いくらAIが発達したからといって、問診の手順は簡単ではない。webベースの問診を試しているが、ちょっとしたアンケートのように何度も何度も質問が繰り返して聞かれる。途中でちょっと嫌になる。医師が違うのはどこかで経験と勘が加わることだ。ひょっとしたらぱっと見か一つの問診だけで診断できるかもしれない。

なんとなく医師の診断が一般でもできるかのような雰囲気になっている。テレビのコメンテーターがこう言ったから私もそうじゃないかと思うのは勝手だけれど、それはあなたの体の診断ではない。一般的な話なのである。

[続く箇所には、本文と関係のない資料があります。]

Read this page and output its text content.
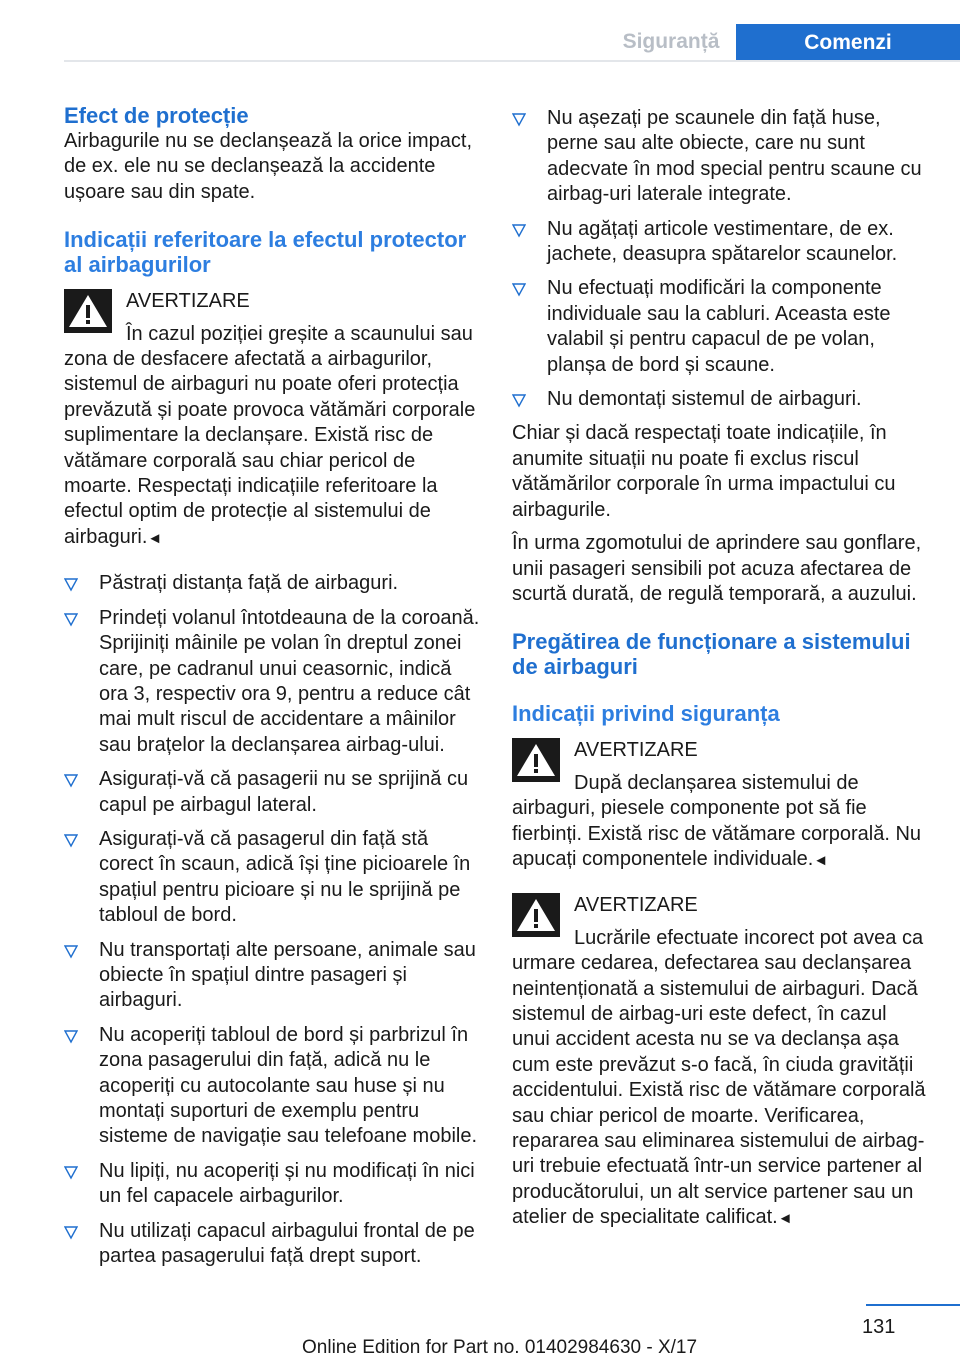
Siguranță	Comenzi
Efect de protecție

Airbagurile nu se declanșează la orice impact, de ex. ele nu se declanșează la accidente ușoare sau din spate.

Indicații referitoare la efectul protector al airbagurilor
AVERTIZARE
În cazul poziției greșite a scaunului sau zona de desfacere afectată a airbagurilor, sistemul de airbaguri nu poate oferi protecția prevăzută și poate provoca vătămări corporale suplimentare la declanșare. Există risc de vătămare corporală sau chiar pericol de moarte. Respectați indicațiile referitoare la efectul optim de protecție al sistemului de airbaguri.◄
Păstrați distanța față de airbaguri.
Prindeți volanul întotdeauna de la coroană. Sprijiniți mâinile pe volan în dreptul zonei care, pe cadranul unui ceasornic, indică ora 3, respectiv ora 9, pentru a reduce cât mai mult riscul de accidentare a mâinilor sau brațelor la declanșarea airbag-ului.
Asigurați-vă că pasagerii nu se sprijină cu capul pe airbagul lateral.
Asigurați-vă că pasagerul din față stă corect în scaun, adică își ține picioarele în spațiul pentru picioare și nu le sprijină pe tabloul de bord.
Nu transportați alte persoane, animale sau obiecte în spațiul dintre pasageri și airbaguri.
Nu acoperiți tabloul de bord și parbrizul în zona pasagerului din față, adică nu le acoperiți cu autocolante sau huse și nu montați suporturi de exemplu pentru sisteme de navigație sau telefoane mobile.
Nu lipiți, nu acoperiți și nu modificați în nici un fel capacele airbagurilor.
Nu utilizați capacul airbagului frontal de pe partea pasagerului față drept suport.
Nu așezați pe scaunele din față huse, perne sau alte obiecte, care nu sunt adecvate în mod special pentru scaune cu airbag-uri laterale integrate.
Nu agățați articole vestimentare, de ex. jachete, deasupra spătarelor scaunelor.
Nu efectuați modificări la componente individuale sau la cabluri. Aceasta este valabil și pentru capacul de pe volan, planșa de bord și scaune.
Nu demontați sistemul de airbaguri.

Chiar și dacă respectați toate indicațiile, în anumite situații nu poate fi exclus riscul vătămărilor corporale în urma impactului cu airbagurile.

În urma zgomotului de aprindere sau gonflare, unii pasageri sensibili pot acuza afectarea de scurtă durată, de regulă temporară, a auzului.

Pregătirea de funcționare a sistemului de airbaguri
Indicații privind siguranța
AVERTIZARE
După declanșarea sistemului de airbaguri, piesele componente pot să fie fierbinți. Există risc de vătămare corporală. Nu apucați componentele individuale.◄
AVERTIZARE
Lucrările efectuate incorect pot avea ca urmare cedarea, defectarea sau declanșarea neintenționată a sistemului de airbaguri. Dacă sistemul de airbag-uri este defect, în cazul unui accident acesta nu se va declanșa așa cum este prevăzut s-o facă, în ciuda gravității accidentului. Există risc de vătămare corporală sau chiar pericol de moarte. Verificarea, repararea sau eliminarea sistemului de airbag-uri trebuie efectuată într-un service partener al producătorului, un alt service partener sau un atelier de specialitate calificat.◄
131
Online Edition for Part no. 01402984630 - X/17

もちろん医師も検査に頼っている。この検査がプラスになればこの病気の可能性が高まる。そう、絶対ではないのだ。確率はゼロから百かではなく曖昧なので、結局のところわからないと医者が言う。そう、大してわからないことを扱うのが医学なのです。陰性だったらコロナじゃない、なんてことはなくなっていますよねえ。

日々、抗原陽性かPCR検査陽性かを待ち続ける先生方、夜通し検査をしている検査技師の方々に敬意を表して。
じゃあ一般人はどうしたらいいんだよと憤りを感じてしまうでしょうか、ひとまず医師もそんなことをやっていると理解していただければ十分。
検査キットを増やしたとて、医療従事者の仕事は増えるだけだ。保健所もそうだろう。生めよ増やせよだけなら、誰でもできる。

ひとまずワクチンを打ちましょう、だ。自分のためにじゃなく、社会のために。自分はかからないかもしれない、でも、誰かのために打つんでしょう。

家庭医のたわごととしてお聞きいただければ。